Cennet-âsâ yurduma, namahremi koymamış.
Yürekleri kocaman, ne muhteşem erlerdi.
Tek vatan yaşasın da, biz ölelim derlerdi.
Daha oyun yaşında, bıyık henüz terlemiş.
Budanmış da kol kanat, bu vatanı vermemiş.
Bu yüzden Çanakkale, geçilmedi geçilmez.
Bir karış toprağına, hiç bir paha biçilmez.
Mevzu vatan oldumu, gencelmişti yaşlısı.
Dualarla gönderdi, onca gözü yaşlısı.
Sakalları ağarmış, dizlerinde feri yok.
Gözlerinde en ufak, mehafetin yeri yok.
Şehadet şerbetini, kevser diye içtiler.
Bu toprağın bağrına, tohum oldu düştüler.
Bu yüzden Çanakkale, geçilmedi geçilmez.
Bir karış toprağına, hiç bir paha biçilmez.

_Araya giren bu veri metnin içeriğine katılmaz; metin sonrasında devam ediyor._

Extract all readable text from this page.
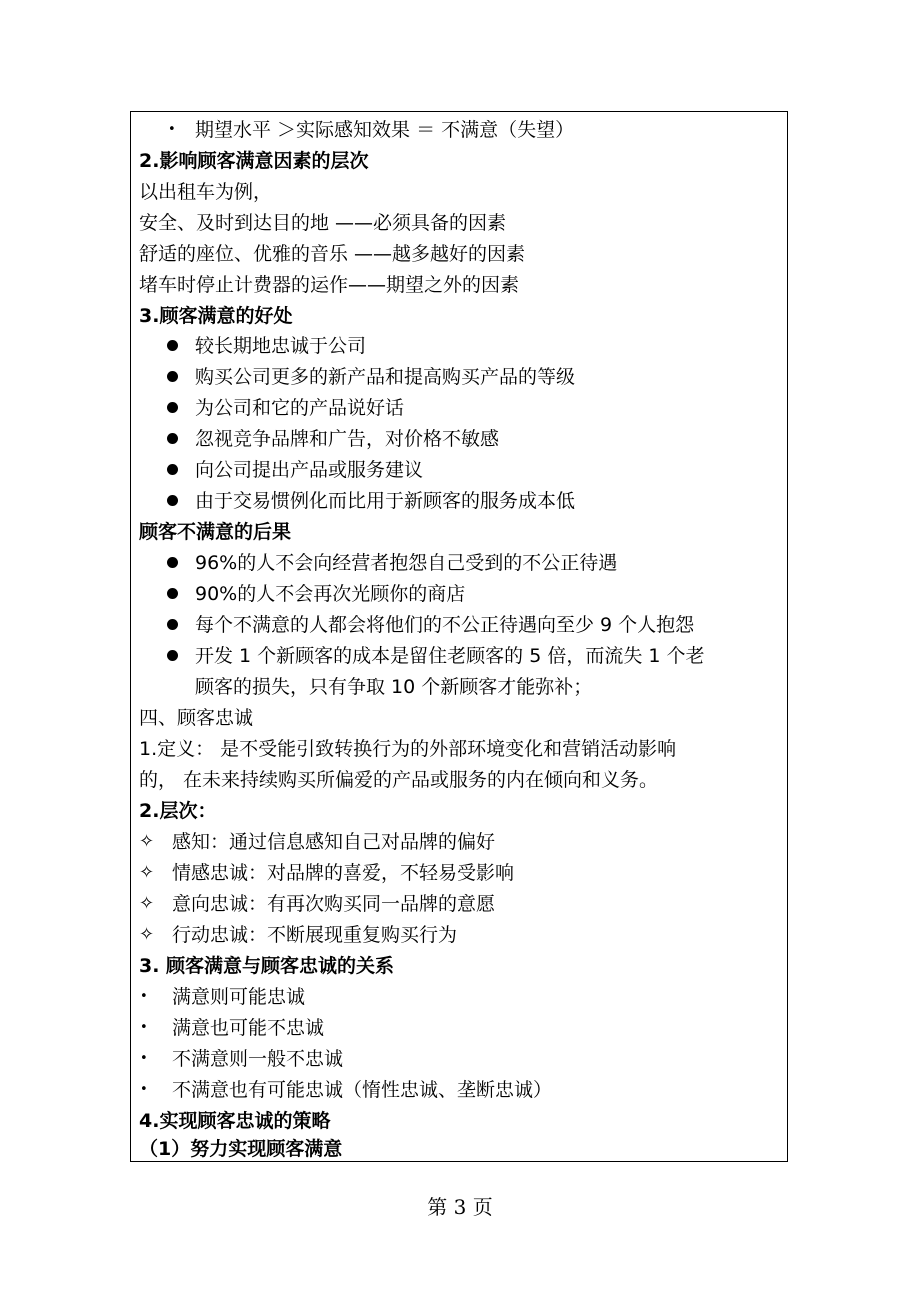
• 期望水平 ＞实际感知效果 ＝ 不满意（失望）
2.影响顾客满意因素的层次
以出租车为例，
安全、及时到达目的地 ——必须具备的因素
舒适的座位、优雅的音乐 ——越多越好的因素
堵车时停止计费器的运作——期望之外的因素
3.顾客满意的好处
较长期地忠诚于公司
购买公司更多的新产品和提高购买产品的等级
为公司和它的产品说好话
忽视竞争品牌和广告，对价格不敏感
向公司提出产品或服务建议
由于交易惯例化而比用于新顾客的服务成本低
顾客不满意的后果
96%的人不会向经营者抱怨自己受到的不公正待遇
90%的人不会再次光顾你的商店
每个不满意的人都会将他们的不公正待遇向至少 9 个人抱怨
开发 1 个新顾客的成本是留住老顾客的 5 倍，而流失 1 个老
顾客的损失，只有争取 10 个新顾客才能弥补；
四、顾客忠诚
1.定义： 是不受能引致转换行为的外部环境变化和营销活动影响
的， 在未来持续购买所偏爱的产品或服务的内在倾向和义务。
2.层次：
✧ 感知：通过信息感知自己对品牌的偏好
✧ 情感忠诚：对品牌的喜爱，不轻易受影响
✧ 意向忠诚：有再次购买同一品牌的意愿
✧ 行动忠诚：不断展现重复购买行为
3. 顾客满意与顾客忠诚的关系
• 满意则可能忠诚
• 满意也可能不忠诚
• 不满意则一般不忠诚
• 不满意也有可能忠诚（惰性忠诚、垄断忠诚）
4.实现顾客忠诚的策略
（1）努力实现顾客满意
第 3 页
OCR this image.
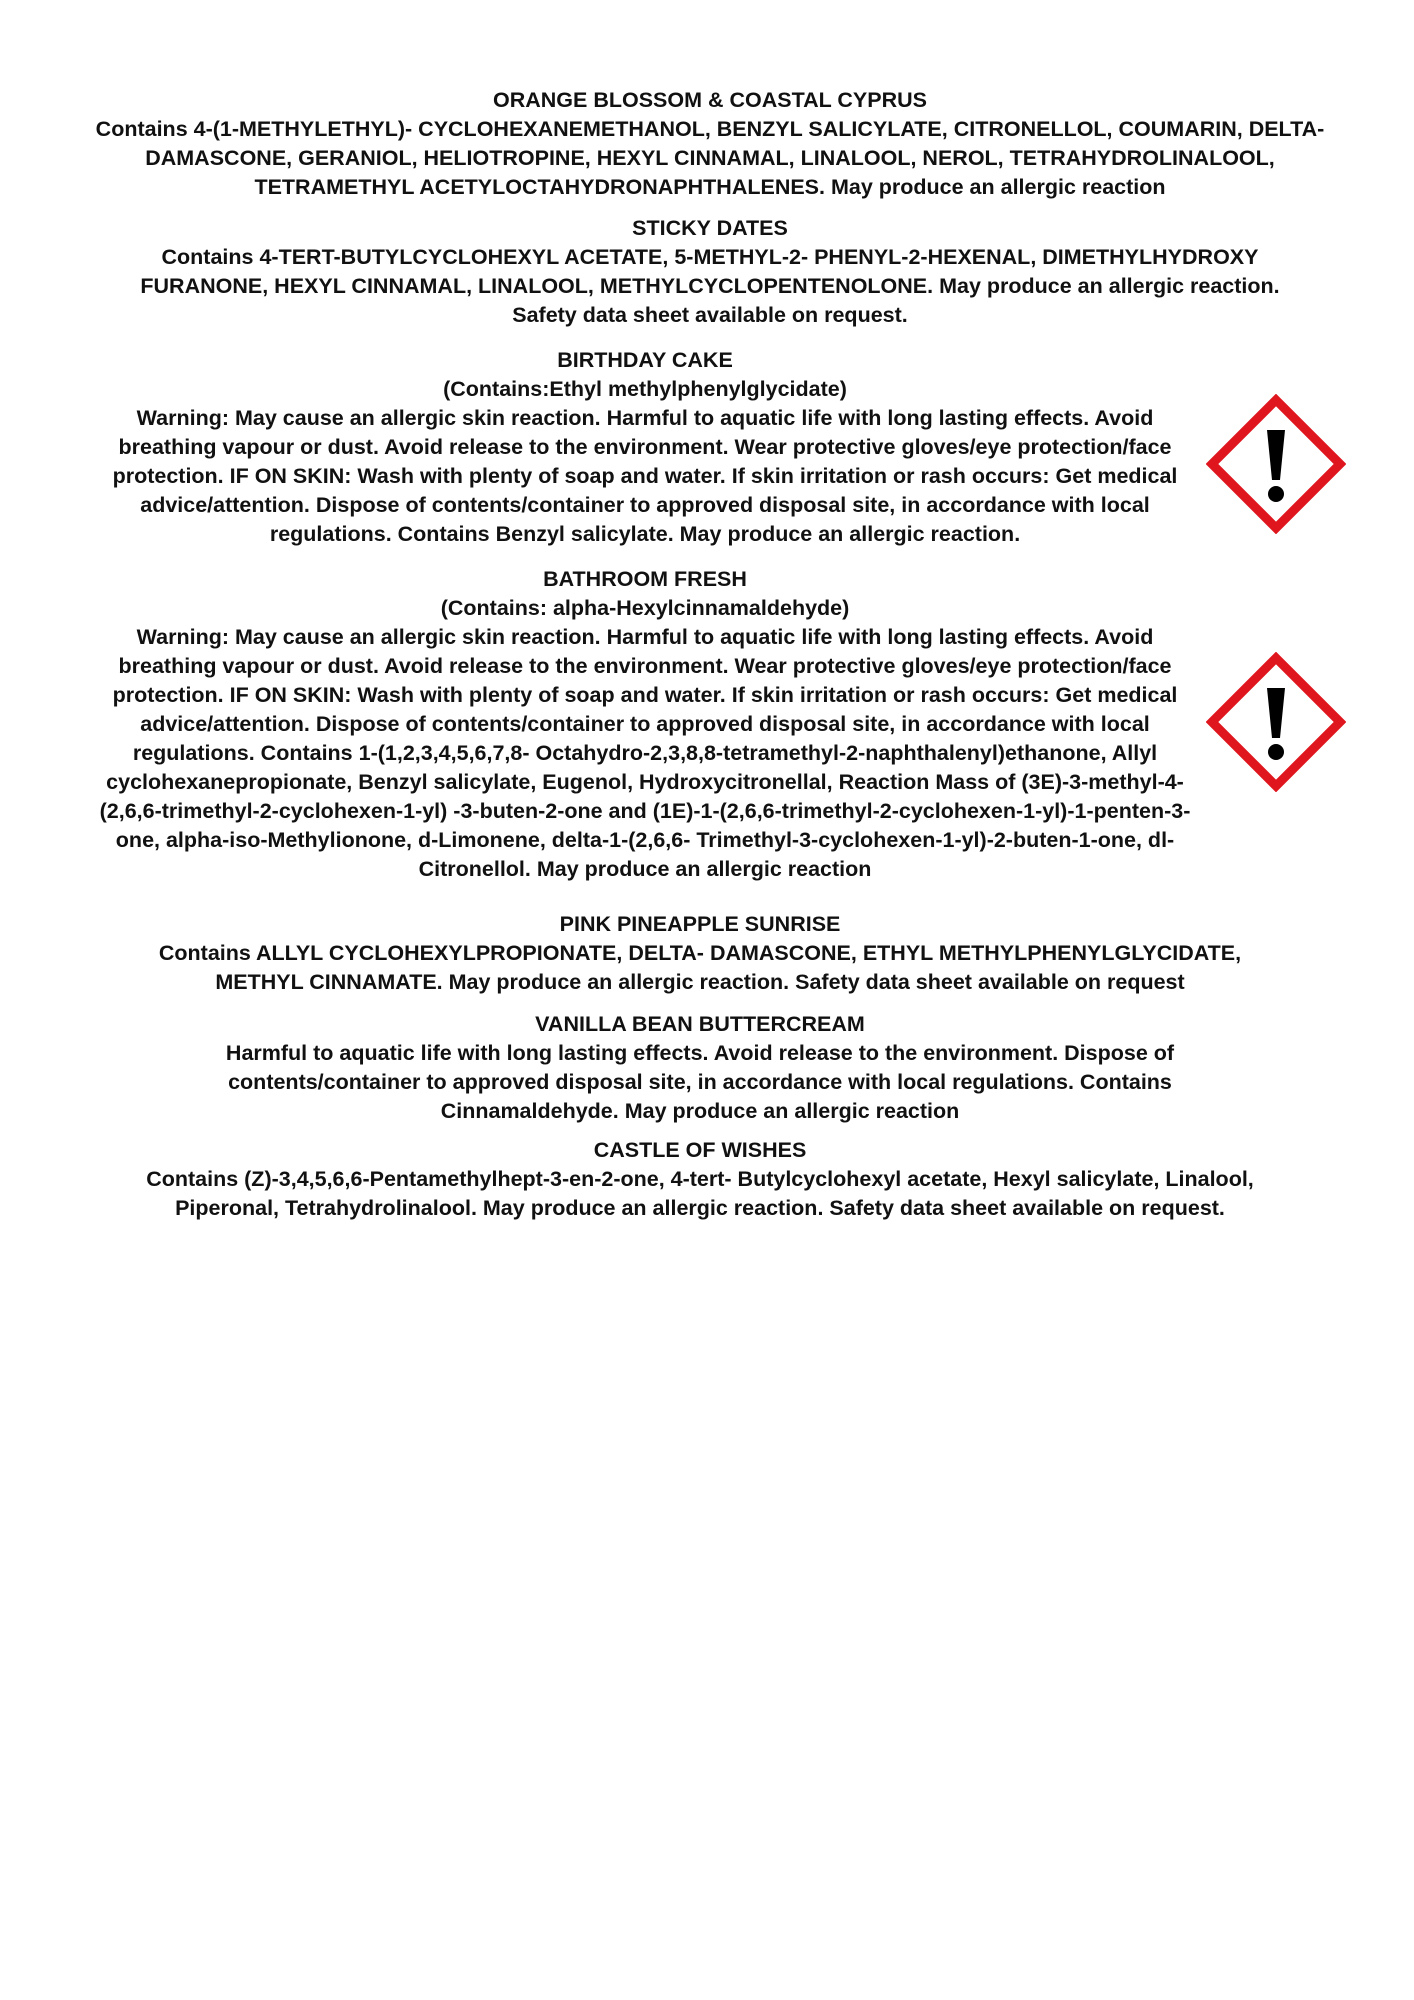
ORANGE BLOSSOM & COASTAL CYPRUS
Contains 4-(1-METHYLETHYL)- CYCLOHEXANEMETHANOL, BENZYL SALICYLATE, CITRONELLOL, COUMARIN, DELTA-DAMASCONE, GERANIOL, HELIOTROPINE, HEXYL CINNAMAL, LINALOOL, NEROL, TETRAHYDROLINALOOL, TETRAMETHYL ACETYLOCTAHYDRONAPHTHALENES. May produce an allergic reaction
STICKY DATES
Contains 4-TERT-BUTYLCYCLOHEXYL ACETATE, 5-METHYL-2- PHENYL-2-HEXENAL, DIMETHYLHYDROXY FURANONE, HEXYL CINNAMAL, LINALOOL, METHYLCYCLOPENTENOLONE. May produce an allergic reaction. Safety data sheet available on request.
BIRTHDAY CAKE
(Contains:Ethyl methylphenylglycidate)
Warning: May cause an allergic skin reaction. Harmful to aquatic life with long lasting effects. Avoid breathing vapour or dust. Avoid release to the environment. Wear protective gloves/eye protection/face protection. IF ON SKIN: Wash with plenty of soap and water. If skin irritation or rash occurs: Get medical advice/attention. Dispose of contents/container to approved disposal site, in accordance with local regulations. Contains Benzyl salicylate. May produce an allergic reaction.
BATHROOM FRESH
(Contains: alpha-Hexylcinnamaldehyde)
Warning: May cause an allergic skin reaction. Harmful to aquatic life with long lasting effects. Avoid breathing vapour or dust. Avoid release to the environment. Wear protective gloves/eye protection/face protection. IF ON SKIN: Wash with plenty of soap and water. If skin irritation or rash occurs: Get medical advice/attention. Dispose of contents/container to approved disposal site, in accordance with local regulations. Contains 1-(1,2,3,4,5,6,7,8- Octahydro-2,3,8,8-tetramethyl-2-naphthalenyl)ethanone, Allyl cyclohexanepropionate, Benzyl salicylate, Eugenol, Hydroxycitronellal, Reaction Mass of (3E)-3-methyl-4-(2,6,6-trimethyl-2-cyclohexen-1-yl) -3-buten-2-one and (1E)-1-(2,6,6-trimethyl-2-cyclohexen-1-yl)-1-penten-3-one, alpha-iso-Methylionone, d-Limonene, delta-1-(2,6,6- Trimethyl-3-cyclohexen-1-yl)-2-buten-1-one, dl-Citronellol. May produce an allergic reaction
PINK PINEAPPLE SUNRISE
Contains ALLYL CYCLOHEXYLPROPIONATE, DELTA- DAMASCONE, ETHYL METHYLPHENYLGLYCIDATE, METHYL CINNAMATE. May produce an allergic reaction. Safety data sheet available on request
VANILLA BEAN BUTTERCREAM
Harmful to aquatic life with long lasting effects. Avoid release to the environment. Dispose of contents/container to approved disposal site, in accordance with local regulations. Contains Cinnamaldehyde. May produce an allergic reaction
CASTLE OF WISHES
Contains (Z)-3,4,5,6,6-Pentamethylhept-3-en-2-one, 4-tert- Butylcyclohexyl acetate, Hexyl salicylate, Linalool, Piperonal, Tetrahydrolinalool. May produce an allergic reaction. Safety data sheet available on request.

Ne geldiyse elinden, koştu ninesi kızı.
Onların da var idi, elbet çorbada tuzu.
Çarığında delikler, libasında yamalar.
Ne yiğitler doğurmuş, o kahraman analar.
Ölene ne bir kefen, ne bir mezar buldular.
Kalanlar zaten sakat, genellikle duldular.
Bu yüzden Çanakkale, geçilmedi geçilmez.
Bir karış toprağına, hiç bir paha biçilmez.
Çanakkale bir destan, ne ütopya ne masal.
Nesillerden nesile, zikredilecek misal.
Onurluca yaşayıp, onurluca gittiler.
Bitmediler aksine, filizlendi bittiler.
Onlara ölü denmez, onlar farklı hayatta.
Her dakika saniye, diri dimdik ayakta.
Bu yüzden Çanakkale, geçilmedi geçilmez.
Bir karış toprağına, hiç bir paha biçilmez.